Constance, however, was alarmed. When Marianne took to such ridiculously childish stratagems in order to gain a stronghold in her pursuit of a suitor, she was also equally as likely to consent to a scandalous elopement.
C
eleste then brightened and added. “But you cannot have heard the latest. Katherine and I have come to believe that Mr. Albion is acquainted with Lord Ramsdell in some manner. Of course we told Alby, Mr. Albion, of his arrival and of the accident but from the first, whenever Ramsdell’s name was mentioned, Alby became quite agitated. I once pressed him about Ramsdell, but he vowed the name meant nothing to him.”

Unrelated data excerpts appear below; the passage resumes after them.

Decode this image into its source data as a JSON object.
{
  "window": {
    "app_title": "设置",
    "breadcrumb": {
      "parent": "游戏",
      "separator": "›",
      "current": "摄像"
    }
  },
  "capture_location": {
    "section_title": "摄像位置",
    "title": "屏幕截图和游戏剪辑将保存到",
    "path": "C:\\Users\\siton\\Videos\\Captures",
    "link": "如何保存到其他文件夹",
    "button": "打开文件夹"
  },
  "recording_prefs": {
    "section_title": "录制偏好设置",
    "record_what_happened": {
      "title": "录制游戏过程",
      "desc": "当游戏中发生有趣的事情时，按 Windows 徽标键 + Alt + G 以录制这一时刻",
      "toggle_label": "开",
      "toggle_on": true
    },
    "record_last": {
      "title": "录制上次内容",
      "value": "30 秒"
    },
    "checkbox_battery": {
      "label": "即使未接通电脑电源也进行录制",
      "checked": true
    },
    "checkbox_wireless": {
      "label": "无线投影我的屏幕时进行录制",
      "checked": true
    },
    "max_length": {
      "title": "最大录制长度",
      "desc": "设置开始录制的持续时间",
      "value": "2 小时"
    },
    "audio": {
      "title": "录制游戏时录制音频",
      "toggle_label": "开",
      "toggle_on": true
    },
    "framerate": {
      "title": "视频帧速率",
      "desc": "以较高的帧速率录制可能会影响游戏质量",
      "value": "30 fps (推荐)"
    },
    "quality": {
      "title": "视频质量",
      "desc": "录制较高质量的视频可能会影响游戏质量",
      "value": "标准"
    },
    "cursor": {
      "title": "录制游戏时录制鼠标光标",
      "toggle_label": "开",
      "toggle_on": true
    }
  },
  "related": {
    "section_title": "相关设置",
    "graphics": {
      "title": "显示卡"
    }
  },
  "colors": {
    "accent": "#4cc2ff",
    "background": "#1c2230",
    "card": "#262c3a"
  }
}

She sighed before continuing, “He possesses the sweetest, most tenderest of hearts. He always inquires after Ramsdell, you know, wanting to be informed almost hourly of the precise state of his health. He had tears in his eyes when Marianne told him this morning that Lord Ramsdell would live. But then, we had all become such watering pots that it was no wonder Alby was so moved.” Her face then grew mulish again. “It was shortly after that, when Alby had singled me out to read the next few stanzas of Byron’s ‘Corsair,’ that Marianne lured me into the nursery as though she had some great secret to tell, then locked me in!”
“How did you get out?”
“I called to Finch from the nursery window, of course. He sent one of the maids with the key.”
“Ah,” Constance murmured.
By the end of Celeste’s recital, Constance felt a little more at ease. Her middle sister seemed more interested in competing with Marianne than with actually engaging Mr. Albion in a serious flirtation. For this she was grateful. Of all her sisters, only Celeste was close to marrying.
For the past two years, she had been courted by a well-to-do baronet by the name of Sir Henry Crowthorne. Sir Henry, bless him, had formed a deep attachment to Celeste and had made his intentions clear by attending to her quite fastidiously at every social event the Pamberley sisters attended.